Luke Wilson continues playing the same odd, inept, but charming character he does for all of his films, and he's an awful writer. One wonders how the character Alex even got published in the first place, but hey, we have to buy it. There's no moment in the film where we see a spark between the two characters. The audience is expected to believe these two people are falling for one another, but there's nothing, not a gaze from one another, no flirtatious talk, nada. But, there is a montage. Ah yes, you know what montage I'm talking about, the same old montage we always see in these romantic comedies of the two love birds touring Boston, laughing and having lunch. Alex says "I have to clear my mind, so let's walk around Boston", to which I yelled "What the (expletive deleted)?!" If I had thirty days to write a book, a book that had to be done, a book that had to be published or else I'd be killed by the mafia, I would be working day and night, but he goes out for lunch and to see Boston which looks a lot like New York, right.
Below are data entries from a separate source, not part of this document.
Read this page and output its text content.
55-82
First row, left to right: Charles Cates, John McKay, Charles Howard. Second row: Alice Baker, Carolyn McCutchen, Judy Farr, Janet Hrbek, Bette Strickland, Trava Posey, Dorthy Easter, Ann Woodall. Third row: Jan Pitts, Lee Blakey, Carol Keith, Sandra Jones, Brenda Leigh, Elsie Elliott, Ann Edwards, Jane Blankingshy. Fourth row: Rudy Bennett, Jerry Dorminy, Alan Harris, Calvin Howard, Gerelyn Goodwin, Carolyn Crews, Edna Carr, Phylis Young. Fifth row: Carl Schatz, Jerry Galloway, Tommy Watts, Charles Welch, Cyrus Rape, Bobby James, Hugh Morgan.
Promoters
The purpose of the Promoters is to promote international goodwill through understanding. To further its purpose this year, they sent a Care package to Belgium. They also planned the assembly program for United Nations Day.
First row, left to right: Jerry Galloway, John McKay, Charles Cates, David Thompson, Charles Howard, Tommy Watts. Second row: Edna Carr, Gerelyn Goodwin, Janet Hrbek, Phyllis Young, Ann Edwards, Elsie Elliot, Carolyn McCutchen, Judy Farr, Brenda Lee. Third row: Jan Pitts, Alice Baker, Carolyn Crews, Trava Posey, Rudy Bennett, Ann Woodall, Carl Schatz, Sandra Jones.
But hey they put the scenery to work, and it sets up for the montage that makes no sense. These characters' relationship isn't smooth of fluid, it's always very trite and tacked on like clock work, almost as if the screenwriters followed a step by step instructional guide: characters are introduced, characters fight, characters fall in love. Suddenly the movie fast-forwards three weeks later and they're still writing. Amazing how they're writing three weeks later, and they're still writing in the same scene of his book. Oh, and three weeks? Doesn't that mean his time is up? Either way as a reminder to the audience, the thugs break into his apartment and proceed to smash his really nice television that suddenly appears out of nowhere and they get back to the story.

You think they'd emphasize the severity of his run-in with the mafia, but, even I admit, it would be too heavy for a PG-13 flick intended for couples. The two must sleep together in his apartment for the night, which is weird considering Emma could have easily slept on the couch, but hey they have a nice exchange as Alex asks about Emma's boyfriend to which she makes up a guy's name, obviously fabricating a boyfriend, which left me expecting the Brady kids to suddenly walk through the room. Anyway, we're rushed through these odd sequences that have no real relevance to their romance as the characters are switched. Hudson tries her best to play comedy and multiple characters by switching from a Swedish Au Pair, to a German Au Pair in a horrible accent, to a regular American Au Pair. Gosh, the girl tried her best, you can tell, but she just doesn't cut it.

So, they end up sleeping together after the "charming" exchange between the two, a scene that is horribly forced because they have no chemistry, none, nada, zero. The fantasy sequences are equally bland with a horrible, I repeat, horrible sequence where Wilson as his character proceeds to dance a Spanish dance, Hudson looking awful as a stereotypical German, and Wilson trying physical comedy but failing. All of this leads to a god-awful ending, ad nauseum. Call me cynical, but I remember the days when romantic comedies were charming, I prefer "Barefoot in the Park" over this any day of the week.

While the film attempts to come off as sweet with good intentions, and while Hudson's charisma is charming, the film is nothing original taking a good concept and created a half-baked, bland and often inconsistent romance.